The Management Board currently consists of one person. If, as described under point 2 above (deviation from item 4.2.1 of the Code), the Supervisory Board extends the Management Board, it must consider diversity in the composition of the Management Board.
4. Item 5.3.1:
The Supervisory Board shall form depending on the specifics of the company and the number of members of expert committees. They serve to increase the efficiency of the Supervisory Board's work and the handling of complex issues. The respective committee chairmen report regularly to the Supervisory Board on the work of the committees.
The Supervisory Board consists of only three members. He has formed an audit committee. The need for more qualified committees to increase the efficiency of the work of the Supervisory Board sees in relation to the company and its specific features with regard to the fact that it consists of only three people do not.
5. Item 5.3.3:
The Supervisory Board shall form a nomination committee composed exclusively of shareholder representatives, which proposes suitable candidates to the Supervisory Board for recommendation by the latter to the Annual General Meeting.

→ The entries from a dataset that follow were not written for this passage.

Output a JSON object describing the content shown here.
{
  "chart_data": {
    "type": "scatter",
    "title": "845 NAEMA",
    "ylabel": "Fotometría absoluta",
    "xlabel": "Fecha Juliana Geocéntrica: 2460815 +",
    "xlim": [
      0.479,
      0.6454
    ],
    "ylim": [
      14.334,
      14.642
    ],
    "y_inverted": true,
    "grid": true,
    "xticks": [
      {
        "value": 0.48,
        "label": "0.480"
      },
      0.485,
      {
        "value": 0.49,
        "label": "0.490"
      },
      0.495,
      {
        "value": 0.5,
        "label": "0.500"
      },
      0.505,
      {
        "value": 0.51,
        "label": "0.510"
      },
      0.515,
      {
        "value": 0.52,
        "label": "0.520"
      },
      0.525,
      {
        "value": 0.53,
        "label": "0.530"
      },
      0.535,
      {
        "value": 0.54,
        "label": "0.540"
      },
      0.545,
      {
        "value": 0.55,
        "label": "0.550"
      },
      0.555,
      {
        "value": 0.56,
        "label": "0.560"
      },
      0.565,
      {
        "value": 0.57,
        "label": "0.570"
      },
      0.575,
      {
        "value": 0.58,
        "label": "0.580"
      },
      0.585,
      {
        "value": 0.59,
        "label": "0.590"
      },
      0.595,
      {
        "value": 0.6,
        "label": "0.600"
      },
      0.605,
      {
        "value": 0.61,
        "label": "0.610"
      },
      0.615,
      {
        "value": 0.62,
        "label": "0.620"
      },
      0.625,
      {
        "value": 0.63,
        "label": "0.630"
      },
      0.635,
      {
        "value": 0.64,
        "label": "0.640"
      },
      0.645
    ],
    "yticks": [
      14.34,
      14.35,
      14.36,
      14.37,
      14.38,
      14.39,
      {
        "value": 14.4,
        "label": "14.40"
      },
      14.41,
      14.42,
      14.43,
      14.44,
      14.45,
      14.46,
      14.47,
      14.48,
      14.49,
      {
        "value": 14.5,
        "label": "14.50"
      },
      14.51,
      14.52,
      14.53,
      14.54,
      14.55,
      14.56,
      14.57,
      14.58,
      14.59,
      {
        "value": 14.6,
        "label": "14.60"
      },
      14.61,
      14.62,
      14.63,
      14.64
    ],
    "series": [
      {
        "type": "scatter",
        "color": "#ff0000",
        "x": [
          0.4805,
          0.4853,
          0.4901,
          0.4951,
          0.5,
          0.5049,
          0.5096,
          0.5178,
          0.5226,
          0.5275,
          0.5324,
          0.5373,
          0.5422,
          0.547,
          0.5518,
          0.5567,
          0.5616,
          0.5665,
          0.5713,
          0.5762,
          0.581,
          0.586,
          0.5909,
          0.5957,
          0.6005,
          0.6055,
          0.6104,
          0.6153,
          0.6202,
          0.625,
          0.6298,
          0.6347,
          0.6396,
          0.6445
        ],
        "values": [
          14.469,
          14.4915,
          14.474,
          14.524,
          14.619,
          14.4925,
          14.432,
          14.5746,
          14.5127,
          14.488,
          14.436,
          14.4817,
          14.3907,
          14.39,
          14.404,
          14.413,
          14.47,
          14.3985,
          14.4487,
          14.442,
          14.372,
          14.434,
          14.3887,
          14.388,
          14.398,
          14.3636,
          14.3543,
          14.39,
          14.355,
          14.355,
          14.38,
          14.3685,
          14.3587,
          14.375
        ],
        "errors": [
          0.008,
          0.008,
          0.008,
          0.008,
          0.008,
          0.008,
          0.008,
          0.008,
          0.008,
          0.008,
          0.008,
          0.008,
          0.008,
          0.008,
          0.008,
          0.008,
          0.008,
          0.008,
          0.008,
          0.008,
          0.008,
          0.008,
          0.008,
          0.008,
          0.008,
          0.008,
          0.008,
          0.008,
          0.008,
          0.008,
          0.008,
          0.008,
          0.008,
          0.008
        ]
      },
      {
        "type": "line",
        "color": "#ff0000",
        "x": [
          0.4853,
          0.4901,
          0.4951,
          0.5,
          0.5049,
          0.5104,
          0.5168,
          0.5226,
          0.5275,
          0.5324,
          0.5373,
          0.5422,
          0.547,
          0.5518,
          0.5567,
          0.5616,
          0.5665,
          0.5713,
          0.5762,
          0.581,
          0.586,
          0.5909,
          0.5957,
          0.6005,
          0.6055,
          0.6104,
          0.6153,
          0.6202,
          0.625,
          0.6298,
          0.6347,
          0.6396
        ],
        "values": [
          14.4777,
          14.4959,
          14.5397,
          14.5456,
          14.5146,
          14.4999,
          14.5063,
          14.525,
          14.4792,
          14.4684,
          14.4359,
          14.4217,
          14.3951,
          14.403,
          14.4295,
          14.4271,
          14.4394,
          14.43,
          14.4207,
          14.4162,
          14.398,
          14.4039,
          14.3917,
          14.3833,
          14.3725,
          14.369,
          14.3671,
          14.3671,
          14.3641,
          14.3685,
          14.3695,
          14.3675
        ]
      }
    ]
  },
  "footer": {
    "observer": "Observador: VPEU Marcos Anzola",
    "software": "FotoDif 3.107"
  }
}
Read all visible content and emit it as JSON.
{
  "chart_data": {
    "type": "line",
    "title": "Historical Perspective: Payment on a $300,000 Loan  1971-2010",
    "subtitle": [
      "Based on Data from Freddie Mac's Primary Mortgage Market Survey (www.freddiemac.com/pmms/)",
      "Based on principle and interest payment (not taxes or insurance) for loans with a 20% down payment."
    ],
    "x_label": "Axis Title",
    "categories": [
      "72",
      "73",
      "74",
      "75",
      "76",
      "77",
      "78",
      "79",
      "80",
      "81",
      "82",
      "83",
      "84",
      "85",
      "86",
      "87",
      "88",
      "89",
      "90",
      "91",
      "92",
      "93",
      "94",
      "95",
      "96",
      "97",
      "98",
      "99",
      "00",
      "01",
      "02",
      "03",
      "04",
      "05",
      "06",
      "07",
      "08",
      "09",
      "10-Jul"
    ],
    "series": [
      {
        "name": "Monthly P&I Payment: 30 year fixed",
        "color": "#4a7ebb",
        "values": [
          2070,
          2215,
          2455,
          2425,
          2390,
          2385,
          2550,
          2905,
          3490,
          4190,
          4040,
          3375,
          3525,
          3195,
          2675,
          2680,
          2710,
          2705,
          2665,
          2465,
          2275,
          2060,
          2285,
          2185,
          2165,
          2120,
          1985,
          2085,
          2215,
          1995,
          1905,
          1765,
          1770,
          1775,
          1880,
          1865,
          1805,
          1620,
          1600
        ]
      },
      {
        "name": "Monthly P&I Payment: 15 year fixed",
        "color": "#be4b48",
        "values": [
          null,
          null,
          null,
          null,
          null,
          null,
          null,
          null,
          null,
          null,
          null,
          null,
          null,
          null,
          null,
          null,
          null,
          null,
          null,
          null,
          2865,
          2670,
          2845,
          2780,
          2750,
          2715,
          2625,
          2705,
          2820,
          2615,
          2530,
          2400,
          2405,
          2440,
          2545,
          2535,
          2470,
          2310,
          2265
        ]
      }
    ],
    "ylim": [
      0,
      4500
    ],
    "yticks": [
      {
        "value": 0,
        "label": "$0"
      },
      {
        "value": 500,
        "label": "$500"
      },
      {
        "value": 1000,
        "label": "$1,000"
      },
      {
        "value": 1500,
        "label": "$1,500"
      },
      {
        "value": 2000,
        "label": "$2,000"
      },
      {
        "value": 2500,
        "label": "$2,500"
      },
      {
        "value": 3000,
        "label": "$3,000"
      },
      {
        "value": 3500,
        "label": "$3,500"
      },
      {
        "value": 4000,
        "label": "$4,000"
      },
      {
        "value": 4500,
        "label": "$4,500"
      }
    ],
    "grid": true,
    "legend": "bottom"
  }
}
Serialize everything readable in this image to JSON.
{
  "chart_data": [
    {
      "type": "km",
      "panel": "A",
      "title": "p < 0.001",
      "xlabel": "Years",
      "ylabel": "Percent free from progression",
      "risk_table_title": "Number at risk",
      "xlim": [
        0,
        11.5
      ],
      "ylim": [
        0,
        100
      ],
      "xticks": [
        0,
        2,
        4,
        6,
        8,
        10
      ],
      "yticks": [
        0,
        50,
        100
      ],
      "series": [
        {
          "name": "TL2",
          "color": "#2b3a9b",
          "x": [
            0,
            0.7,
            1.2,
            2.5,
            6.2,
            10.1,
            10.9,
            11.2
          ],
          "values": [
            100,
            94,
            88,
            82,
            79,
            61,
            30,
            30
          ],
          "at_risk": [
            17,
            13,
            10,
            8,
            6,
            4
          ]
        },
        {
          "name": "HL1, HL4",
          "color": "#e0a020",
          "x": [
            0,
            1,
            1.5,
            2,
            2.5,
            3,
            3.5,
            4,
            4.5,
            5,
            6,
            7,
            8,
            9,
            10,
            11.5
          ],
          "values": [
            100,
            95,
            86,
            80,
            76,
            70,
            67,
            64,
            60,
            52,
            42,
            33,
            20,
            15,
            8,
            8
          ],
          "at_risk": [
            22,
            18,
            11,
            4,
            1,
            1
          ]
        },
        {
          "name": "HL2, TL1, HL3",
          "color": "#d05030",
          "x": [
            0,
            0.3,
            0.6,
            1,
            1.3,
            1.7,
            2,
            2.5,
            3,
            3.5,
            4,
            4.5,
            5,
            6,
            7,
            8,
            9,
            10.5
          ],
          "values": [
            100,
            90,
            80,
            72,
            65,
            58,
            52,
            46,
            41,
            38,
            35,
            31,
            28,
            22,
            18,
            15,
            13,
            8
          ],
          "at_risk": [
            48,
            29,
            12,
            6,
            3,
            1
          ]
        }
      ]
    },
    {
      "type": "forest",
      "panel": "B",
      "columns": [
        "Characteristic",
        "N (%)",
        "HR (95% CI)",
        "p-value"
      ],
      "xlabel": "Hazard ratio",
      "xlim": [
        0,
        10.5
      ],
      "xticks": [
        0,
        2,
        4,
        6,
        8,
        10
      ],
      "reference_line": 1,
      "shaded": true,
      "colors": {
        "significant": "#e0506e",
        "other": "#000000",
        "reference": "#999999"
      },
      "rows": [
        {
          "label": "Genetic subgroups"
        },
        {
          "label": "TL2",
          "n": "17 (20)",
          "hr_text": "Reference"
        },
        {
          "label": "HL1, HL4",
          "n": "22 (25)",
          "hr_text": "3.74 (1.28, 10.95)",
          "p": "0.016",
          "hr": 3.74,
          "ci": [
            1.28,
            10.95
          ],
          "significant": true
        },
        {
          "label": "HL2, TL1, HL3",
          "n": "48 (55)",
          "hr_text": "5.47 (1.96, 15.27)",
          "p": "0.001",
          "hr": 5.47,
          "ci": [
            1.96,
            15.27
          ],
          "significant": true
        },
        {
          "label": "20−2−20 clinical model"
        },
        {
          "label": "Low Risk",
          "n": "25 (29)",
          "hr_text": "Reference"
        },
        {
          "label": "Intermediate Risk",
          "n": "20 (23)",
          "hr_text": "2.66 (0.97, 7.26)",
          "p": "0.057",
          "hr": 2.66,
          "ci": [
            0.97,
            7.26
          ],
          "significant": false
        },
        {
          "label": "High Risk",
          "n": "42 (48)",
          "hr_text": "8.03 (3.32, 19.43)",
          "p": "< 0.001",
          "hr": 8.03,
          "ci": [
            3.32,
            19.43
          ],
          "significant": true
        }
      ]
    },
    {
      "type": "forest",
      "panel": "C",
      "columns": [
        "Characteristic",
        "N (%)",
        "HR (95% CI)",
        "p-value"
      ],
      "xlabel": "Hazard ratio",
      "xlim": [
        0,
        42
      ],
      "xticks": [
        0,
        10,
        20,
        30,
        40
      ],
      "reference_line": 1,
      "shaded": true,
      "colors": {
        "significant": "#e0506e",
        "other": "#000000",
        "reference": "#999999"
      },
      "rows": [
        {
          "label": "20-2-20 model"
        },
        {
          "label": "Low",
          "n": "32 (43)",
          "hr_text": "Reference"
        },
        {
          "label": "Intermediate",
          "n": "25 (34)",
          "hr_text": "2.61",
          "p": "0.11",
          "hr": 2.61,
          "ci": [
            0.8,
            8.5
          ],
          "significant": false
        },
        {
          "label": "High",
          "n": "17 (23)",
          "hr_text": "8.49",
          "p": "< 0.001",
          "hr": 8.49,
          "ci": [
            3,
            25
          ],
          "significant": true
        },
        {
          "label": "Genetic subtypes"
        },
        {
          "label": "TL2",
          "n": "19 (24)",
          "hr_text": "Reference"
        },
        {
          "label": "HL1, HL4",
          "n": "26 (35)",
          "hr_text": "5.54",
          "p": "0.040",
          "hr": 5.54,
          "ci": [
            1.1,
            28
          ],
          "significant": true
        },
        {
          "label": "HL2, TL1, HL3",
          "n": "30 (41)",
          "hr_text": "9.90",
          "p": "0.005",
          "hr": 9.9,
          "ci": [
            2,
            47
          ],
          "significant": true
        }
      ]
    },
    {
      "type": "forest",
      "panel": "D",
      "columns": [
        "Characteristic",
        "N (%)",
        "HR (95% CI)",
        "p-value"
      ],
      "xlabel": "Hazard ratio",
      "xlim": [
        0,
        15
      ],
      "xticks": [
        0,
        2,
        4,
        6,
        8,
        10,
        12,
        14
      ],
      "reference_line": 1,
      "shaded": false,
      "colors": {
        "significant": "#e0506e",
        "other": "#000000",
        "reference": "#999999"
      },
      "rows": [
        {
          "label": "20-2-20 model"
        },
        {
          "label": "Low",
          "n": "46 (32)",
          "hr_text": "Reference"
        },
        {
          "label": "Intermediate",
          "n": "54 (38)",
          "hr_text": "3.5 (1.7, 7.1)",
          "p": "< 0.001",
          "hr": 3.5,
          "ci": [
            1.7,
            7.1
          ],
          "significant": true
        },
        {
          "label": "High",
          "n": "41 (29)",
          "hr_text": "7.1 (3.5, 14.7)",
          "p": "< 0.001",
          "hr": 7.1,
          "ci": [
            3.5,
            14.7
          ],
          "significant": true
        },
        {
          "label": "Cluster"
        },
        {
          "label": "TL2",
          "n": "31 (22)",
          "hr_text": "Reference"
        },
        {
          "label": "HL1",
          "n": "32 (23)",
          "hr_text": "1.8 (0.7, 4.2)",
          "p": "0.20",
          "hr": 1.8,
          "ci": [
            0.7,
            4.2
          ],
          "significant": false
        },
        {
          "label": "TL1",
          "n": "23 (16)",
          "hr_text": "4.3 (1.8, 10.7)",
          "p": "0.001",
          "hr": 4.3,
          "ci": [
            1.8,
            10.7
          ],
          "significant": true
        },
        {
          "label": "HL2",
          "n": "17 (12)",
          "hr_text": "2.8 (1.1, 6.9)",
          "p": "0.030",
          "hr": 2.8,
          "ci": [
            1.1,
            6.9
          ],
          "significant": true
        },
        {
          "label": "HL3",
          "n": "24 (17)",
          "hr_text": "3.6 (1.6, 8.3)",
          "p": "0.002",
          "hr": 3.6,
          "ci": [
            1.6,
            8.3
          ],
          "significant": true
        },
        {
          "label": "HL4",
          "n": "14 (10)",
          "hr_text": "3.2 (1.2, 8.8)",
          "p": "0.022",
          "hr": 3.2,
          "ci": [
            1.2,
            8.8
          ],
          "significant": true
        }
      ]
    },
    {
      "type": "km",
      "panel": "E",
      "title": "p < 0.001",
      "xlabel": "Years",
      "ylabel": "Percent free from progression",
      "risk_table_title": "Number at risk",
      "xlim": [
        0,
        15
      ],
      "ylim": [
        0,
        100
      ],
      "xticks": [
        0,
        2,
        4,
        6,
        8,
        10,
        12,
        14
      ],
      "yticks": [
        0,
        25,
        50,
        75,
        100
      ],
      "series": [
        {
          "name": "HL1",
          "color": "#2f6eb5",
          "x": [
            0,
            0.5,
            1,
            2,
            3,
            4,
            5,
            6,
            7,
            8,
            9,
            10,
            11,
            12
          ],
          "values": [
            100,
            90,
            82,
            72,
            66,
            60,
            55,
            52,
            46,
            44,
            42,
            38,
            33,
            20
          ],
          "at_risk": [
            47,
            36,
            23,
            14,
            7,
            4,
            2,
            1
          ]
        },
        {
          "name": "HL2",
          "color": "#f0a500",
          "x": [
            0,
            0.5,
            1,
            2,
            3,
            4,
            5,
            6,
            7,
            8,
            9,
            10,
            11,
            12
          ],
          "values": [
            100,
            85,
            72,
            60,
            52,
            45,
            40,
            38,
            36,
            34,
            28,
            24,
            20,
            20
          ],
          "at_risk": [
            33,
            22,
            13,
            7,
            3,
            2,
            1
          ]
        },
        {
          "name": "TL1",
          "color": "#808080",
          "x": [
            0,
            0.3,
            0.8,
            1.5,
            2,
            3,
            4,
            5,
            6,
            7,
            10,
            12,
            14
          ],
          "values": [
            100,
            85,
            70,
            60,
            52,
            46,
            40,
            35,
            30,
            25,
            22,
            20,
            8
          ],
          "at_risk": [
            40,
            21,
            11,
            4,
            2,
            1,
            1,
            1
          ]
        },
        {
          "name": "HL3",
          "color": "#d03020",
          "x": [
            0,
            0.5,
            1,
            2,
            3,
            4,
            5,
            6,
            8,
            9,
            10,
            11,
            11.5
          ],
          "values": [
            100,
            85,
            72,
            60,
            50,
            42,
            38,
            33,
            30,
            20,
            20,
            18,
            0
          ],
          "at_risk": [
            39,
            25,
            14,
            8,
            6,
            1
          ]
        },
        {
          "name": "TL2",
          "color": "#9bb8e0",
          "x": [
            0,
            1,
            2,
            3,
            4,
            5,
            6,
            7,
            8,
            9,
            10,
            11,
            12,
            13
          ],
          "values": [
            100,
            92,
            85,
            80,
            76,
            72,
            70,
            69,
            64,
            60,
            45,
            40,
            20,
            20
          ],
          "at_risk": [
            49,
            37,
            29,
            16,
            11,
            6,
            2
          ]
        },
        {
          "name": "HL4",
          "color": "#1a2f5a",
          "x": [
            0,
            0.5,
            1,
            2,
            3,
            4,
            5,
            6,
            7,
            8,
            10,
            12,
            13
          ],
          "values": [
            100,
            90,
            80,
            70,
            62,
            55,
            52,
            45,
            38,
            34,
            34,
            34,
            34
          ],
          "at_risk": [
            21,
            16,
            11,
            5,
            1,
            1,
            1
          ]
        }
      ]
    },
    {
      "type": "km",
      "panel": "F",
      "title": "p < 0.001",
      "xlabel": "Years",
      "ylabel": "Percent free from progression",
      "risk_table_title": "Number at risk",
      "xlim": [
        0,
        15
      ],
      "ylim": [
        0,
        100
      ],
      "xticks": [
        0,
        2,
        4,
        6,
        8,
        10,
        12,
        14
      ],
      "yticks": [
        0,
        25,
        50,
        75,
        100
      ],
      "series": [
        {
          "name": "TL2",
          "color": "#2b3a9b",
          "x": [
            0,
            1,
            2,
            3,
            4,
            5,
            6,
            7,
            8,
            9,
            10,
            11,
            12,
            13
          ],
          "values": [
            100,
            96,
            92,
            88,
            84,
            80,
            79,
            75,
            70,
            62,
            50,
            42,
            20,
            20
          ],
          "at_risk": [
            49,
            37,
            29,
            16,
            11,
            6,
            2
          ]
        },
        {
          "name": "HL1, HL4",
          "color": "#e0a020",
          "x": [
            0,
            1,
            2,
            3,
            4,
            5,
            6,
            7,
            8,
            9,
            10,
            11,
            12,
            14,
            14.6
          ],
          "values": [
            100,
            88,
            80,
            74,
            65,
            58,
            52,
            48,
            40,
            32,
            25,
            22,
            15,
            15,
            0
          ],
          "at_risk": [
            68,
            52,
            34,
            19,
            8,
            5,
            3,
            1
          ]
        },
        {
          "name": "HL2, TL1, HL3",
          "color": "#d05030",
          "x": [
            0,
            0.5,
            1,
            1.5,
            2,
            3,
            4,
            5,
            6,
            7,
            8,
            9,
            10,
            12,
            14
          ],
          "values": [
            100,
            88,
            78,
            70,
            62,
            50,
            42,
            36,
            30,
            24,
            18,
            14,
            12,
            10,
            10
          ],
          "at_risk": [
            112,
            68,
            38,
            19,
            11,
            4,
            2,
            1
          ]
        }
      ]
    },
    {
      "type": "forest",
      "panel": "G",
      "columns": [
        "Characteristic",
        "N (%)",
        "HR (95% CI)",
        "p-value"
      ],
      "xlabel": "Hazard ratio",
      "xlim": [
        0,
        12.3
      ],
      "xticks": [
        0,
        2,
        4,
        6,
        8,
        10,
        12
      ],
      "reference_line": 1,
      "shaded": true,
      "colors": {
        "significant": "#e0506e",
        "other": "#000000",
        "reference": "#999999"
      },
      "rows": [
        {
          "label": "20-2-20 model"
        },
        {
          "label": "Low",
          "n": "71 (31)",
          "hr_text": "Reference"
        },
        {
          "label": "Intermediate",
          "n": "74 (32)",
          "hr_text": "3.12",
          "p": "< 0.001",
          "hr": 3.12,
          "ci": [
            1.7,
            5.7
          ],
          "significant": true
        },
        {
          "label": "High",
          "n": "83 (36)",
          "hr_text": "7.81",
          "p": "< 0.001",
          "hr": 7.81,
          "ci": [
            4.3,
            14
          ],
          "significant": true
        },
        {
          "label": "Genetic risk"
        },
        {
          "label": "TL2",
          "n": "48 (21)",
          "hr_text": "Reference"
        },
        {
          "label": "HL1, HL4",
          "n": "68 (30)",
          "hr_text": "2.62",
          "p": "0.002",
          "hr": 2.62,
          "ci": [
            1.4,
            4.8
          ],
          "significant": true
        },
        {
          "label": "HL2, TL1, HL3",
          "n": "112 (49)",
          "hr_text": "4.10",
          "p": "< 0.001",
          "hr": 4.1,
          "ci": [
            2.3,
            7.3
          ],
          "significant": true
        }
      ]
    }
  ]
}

The Supervisory Board only consists of three members. These are elected exclusively by the shareholders.
The Supervisory Board thus does not consider the implementation of such a nomination committee to be necessary.
6. Item 5.4.1:
The supervisory board is put together so that its members have a total of the order to properly perform the required knowledge, skills and professional experience.
The Supervisory Board shall nominate for his composition of concrete objectives to be taken into account with respect to the company's specific situation, the international activities of the company, potential conflicts of interest, an age limit for Supervisory Board members and diversity (diversity). These targets should include, in particular an equitable representation of women.
Proposals of the Supervisory Board to the competent electoral bodies should take account of these goals. To the objectives of the Supervisory Board and the status of implementation of the Corporate Governance Report will be published.
The members of the Supervisory Board take the necessary tasks for their education and training exercise on their own responsibility. They should be adequately supported by the company.
Second paragraphs and 3 This recommendation is not complied with the reporting year 2011. The composition of the Supervisory Board shall be oriented in the company's interest and must ensure the effective monitoring and advising the Board. The candidates for election at the Annual General Meeting elects the Board, therefore, entirely made by professional and personal skills and experience, other features such as sex or national affiliation were and are for this election proposals on equity grounds without significance. In addition to these selection criteria considers the United Labels AG, the second paragraph in section 5.4.1 of the Code mentioned aspects of the question of which board candidates and candidates, the meeting will be proposed for election, even though, for being taken into and the Board will include it at the time of their election proposals under consideration is then given company-specific situation in his decision, however, is the designation specific targets currently held to be unnecessary.
Accordingly, the recommendations are not considered to be associated with the naming of the target follow-up in Section 5.4.1 para 3 of the Code.
Since issuing the last declaration of December 2010 the company paid the Code, as amended, 26 May 2010 with the stated in the Declaration of deviations from the recommendations set out in paragraphs 3.8., 4.2.1, 4.2.2, 5.1.2. Met, 5.3.1, 5.3.3 and 5.4.1.